I'm saying that 'environmentalist Marxism' is a contradiction in terms, since Marxism is diametrically opposed to the key tenets of green ideology.

RedAnarchist
24th July 2008, 12:29
I remember you, you're careyprice31, right?

Hit The North
24th July 2008, 12:30
So there's no room for a Marxist critique of how the capitalist mode of production impacts upon the environment?

Vanguard1917
24th July 2008, 12:50
So there's no room for a Marxist critique of how the capitalist mode of production impacts upon the environment?

There certainly is. But such a critique would have nothing to do with the reactionary political objectives of environmentalism.

Hit The North
24th July 2008, 13:44
Fair enough. How would a Marxist critique go?

Vanguard1917
24th July 2008, 14:39
Fair enough. How would a Marxist critique go?

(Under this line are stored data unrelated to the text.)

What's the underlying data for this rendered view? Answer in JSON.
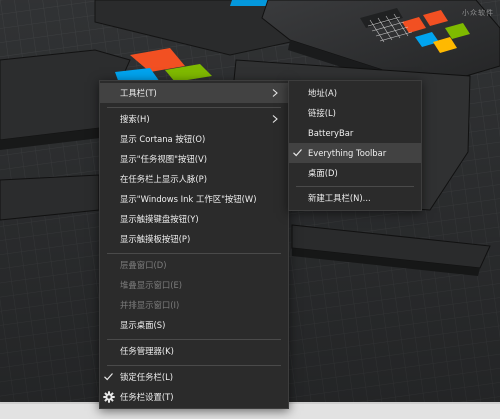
{
  "watermark": "小众软件",
  "main_menu": {
    "toolbars": "工具栏(T)",
    "search": "搜索(H)",
    "show_cortana": "显示 Cortana 按钮(O)",
    "show_task_view": "显示\"任务视图\"按钮(V)",
    "show_people": "在任务栏上显示人脉(P)",
    "show_ink": "显示\"Windows Ink 工作区\"按钮(W)",
    "show_touch_keyboard": "显示触摸键盘按钮(Y)",
    "show_touchpad": "显示触摸板按钮(P)",
    "cascade": "层叠窗口(D)",
    "stacked": "堆叠显示窗口(E)",
    "side_by_side": "并排显示窗口(I)",
    "show_desktop": "显示桌面(S)",
    "task_manager": "任务管理器(K)",
    "lock_taskbar": "锁定任务栏(L)",
    "taskbar_settings": "任务栏设置(T)"
  },
  "sub_menu": {
    "address": "地址(A)",
    "links": "链接(L)",
    "batterybar": "BatteryBar",
    "everything_toolbar": "Everything Toolbar",
    "desktop": "桌面(D)",
    "new_toolbar": "新建工具栏(N)..."
  },
  "colors": {
    "menu_bg": "#2b2b2b",
    "highlight": "#424242",
    "text": "#f0f0f0",
    "disabled_text": "#7c7c7c",
    "logo_red": "#f25022",
    "logo_green": "#7fba00",
    "logo_blue": "#00a4ef",
    "logo_yellow": "#ffb900"
  },
  "icons": {
    "submenu_arrow": "chevron-right-icon",
    "checked": "checkmark-icon",
    "settings": "gear-icon"
  }
}
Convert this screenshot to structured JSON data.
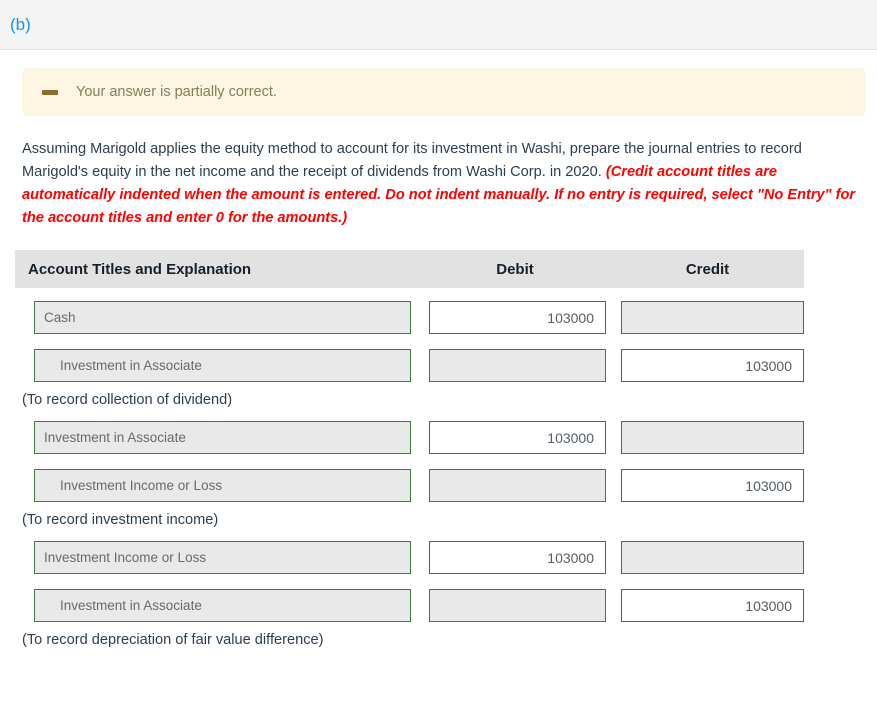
{
  "part": {
    "label": "(b)"
  },
  "alert": {
    "icon": "minus-dash-icon",
    "text": "Your answer is partially correct."
  },
  "instructions": {
    "normal_text": "Assuming Marigold applies the equity method to account for its investment in Washi, prepare the journal entries to record Marigold's equity in the net income and the receipt of dividends from Washi Corp. in 2020. ",
    "emphasis_text": "(Credit account titles are automatically indented when the amount is entered. Do not indent manually. If no entry is required, select \"No Entry\" for the account titles and enter 0 for the amounts.)"
  },
  "table": {
    "headers": {
      "account": "Account Titles and Explanation",
      "debit": "Debit",
      "credit": "Credit"
    },
    "entries": [
      {
        "rows": [
          {
            "account": "Cash",
            "indented": false,
            "debit": "103000",
            "credit": ""
          },
          {
            "account": "Investment in Associate",
            "indented": true,
            "debit": "",
            "credit": "103000"
          }
        ],
        "caption": "(To record collection of dividend)"
      },
      {
        "rows": [
          {
            "account": "Investment in Associate",
            "indented": false,
            "debit": "103000",
            "credit": ""
          },
          {
            "account": "Investment Income or Loss",
            "indented": true,
            "debit": "",
            "credit": "103000"
          }
        ],
        "caption": "(To record investment income)"
      },
      {
        "rows": [
          {
            "account": "Investment Income or Loss",
            "indented": false,
            "debit": "103000",
            "credit": ""
          },
          {
            "account": "Investment in Associate",
            "indented": true,
            "debit": "",
            "credit": "103000"
          }
        ],
        "caption": "(To record depreciation of fair value difference)"
      }
    ]
  },
  "colors": {
    "valid_border": "#3e7b3e",
    "invalid_border": "#b03a3a",
    "alert_bg": "#fdf6e3",
    "alert_text": "#8a7a5c",
    "emphasis": "#ff0000",
    "part_label": "#1a90f0"
  }
}
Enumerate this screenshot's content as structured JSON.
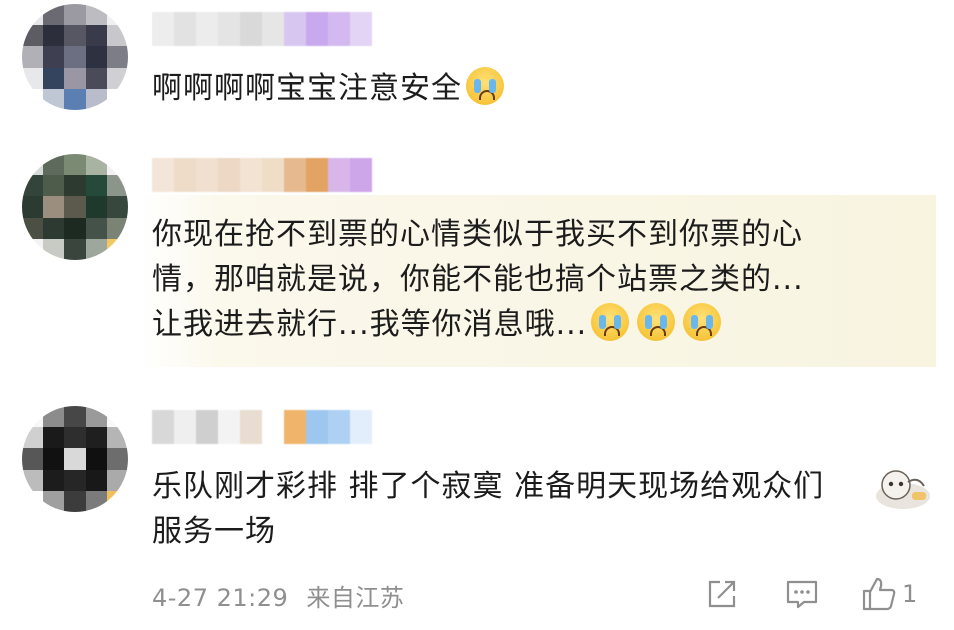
{
  "comments": [
    {
      "text_lines": [
        "啊啊啊啊宝宝注意安全"
      ],
      "emoji": [
        "crying-face"
      ]
    },
    {
      "text_lines": [
        "你现在抢不到票的心情类似于我买不到你票的心",
        "情，那咱就是说，你能不能也搞个站票之类的...",
        "让我进去就行...我等你消息哦..."
      ],
      "emoji": [
        "crying-face",
        "crying-face",
        "crying-face"
      ],
      "background": "#f8f4e0"
    },
    {
      "text_lines": [
        "乐队刚才彩排 排了个寂寞 准备明天现场给观众们",
        "服务一场"
      ],
      "timestamp": "4-27 21:29",
      "source": "来自江苏",
      "like_count": "1"
    }
  ],
  "icons": {
    "share": "share-icon",
    "reply": "comment-icon",
    "like": "thumbs-up-icon"
  },
  "colors": {
    "text": "#1c1c1c",
    "meta": "#8f8f8f",
    "highlight": "#f8f4e0"
  }
}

It would proceed from the premise that capitalism -- while it indeed represents immense historical progress in terms of man's relationship with nature (as Marx emphasised several times*) -- can only produce a retarded and essentially non-conscious mastery over nature. It therefore stands in the way of genuine human liberation, the latter requiring the conscious mastery by humans of their natural environment (i.e. their material surroundings). And in order for men and women to subjugate nature to their will, they need a consciously planned social system and the removal of all restraints enforced by capitalism on the development of the productive forces of society.

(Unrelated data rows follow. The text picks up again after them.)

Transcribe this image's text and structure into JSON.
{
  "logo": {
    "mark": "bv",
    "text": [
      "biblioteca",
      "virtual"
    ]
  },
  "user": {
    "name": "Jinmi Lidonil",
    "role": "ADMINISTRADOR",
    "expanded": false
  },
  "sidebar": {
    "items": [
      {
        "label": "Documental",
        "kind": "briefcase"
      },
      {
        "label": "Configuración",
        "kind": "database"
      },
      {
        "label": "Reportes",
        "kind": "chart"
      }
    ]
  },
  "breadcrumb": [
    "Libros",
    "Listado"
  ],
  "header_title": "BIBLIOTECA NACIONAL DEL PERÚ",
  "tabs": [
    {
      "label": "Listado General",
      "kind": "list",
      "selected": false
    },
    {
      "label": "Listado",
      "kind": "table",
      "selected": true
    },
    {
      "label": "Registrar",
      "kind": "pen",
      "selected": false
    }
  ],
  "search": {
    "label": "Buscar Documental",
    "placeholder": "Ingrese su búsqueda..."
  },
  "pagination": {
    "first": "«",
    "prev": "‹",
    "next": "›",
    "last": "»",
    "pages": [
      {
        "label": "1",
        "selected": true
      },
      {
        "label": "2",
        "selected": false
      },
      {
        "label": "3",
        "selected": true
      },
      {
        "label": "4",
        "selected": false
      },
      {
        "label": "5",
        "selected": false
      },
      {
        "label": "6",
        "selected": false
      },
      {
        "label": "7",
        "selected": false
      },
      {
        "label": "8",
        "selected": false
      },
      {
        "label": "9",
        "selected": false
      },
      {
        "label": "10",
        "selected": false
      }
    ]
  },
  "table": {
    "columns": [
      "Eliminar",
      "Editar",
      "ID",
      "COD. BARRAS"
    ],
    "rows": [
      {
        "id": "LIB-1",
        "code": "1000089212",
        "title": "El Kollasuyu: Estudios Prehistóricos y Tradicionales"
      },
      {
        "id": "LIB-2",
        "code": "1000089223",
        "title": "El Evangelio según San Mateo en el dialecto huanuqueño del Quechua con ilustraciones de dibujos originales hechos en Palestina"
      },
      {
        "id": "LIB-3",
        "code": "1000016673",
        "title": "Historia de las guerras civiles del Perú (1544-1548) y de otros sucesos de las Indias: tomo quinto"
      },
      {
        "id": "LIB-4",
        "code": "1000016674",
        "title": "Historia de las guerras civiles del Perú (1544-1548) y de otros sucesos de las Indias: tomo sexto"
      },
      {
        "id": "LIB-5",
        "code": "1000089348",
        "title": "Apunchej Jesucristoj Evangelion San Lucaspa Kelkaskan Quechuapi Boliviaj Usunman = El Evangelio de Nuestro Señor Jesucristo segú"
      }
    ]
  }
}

This is, of course, the direct opposite of what the environmentalists demand -- i.e. even greater restraints to be placed on industrial development than there exist already (which btw performs a great service to the ruling class by providing very convenient apologism for capitalism's greatest crime: i.e. its utter inability to provide sufficient industrial development worldwide. Hence part of the reason why environmentalist ideology has been taken up by the current stagnant Western ruling class.)



* See, for example, this explanation from the Grundrisse, where Marx sees capitalism's transformation of nature as its 'great civilising influence' and revolutionary role:

'Hence the great civilizing influence of capital, its production of a stage of society compared with which all earlier stages appear to be merely local progress and idolatory of nature. Nature becomes for the first time simply an object for manking, purely a matter of utility; it ceases to be recognised as a power in its own right; and the theoretical knowledge of its independent laws appears only as a stratagem designed to subdue it to human requirements, whether as the object of consumption or as the means of production. Pursuing this tendency, capital has pushed beyond national boundaries and prejudices, beyond the deification of nature and the inherited, self-sufficient satisfaction of existing needs confined within well-defined bounds, and the reproduction of the traditional way of life. It is destructive of all this, and permanently revolutionary, tearing down all obstacles that impede the development of the productive forces, the expansion of needs, the diversity of production and the exploitation and exchange of natural and intellectual forces.'

(Maybe you should split this thread?)

Lenin Cat
26th July 2008, 04:22
There certainly is. But such a critique would have nothing to do with the reactionary political objectives of environmentalism.

the environment is just as imporent as the workers.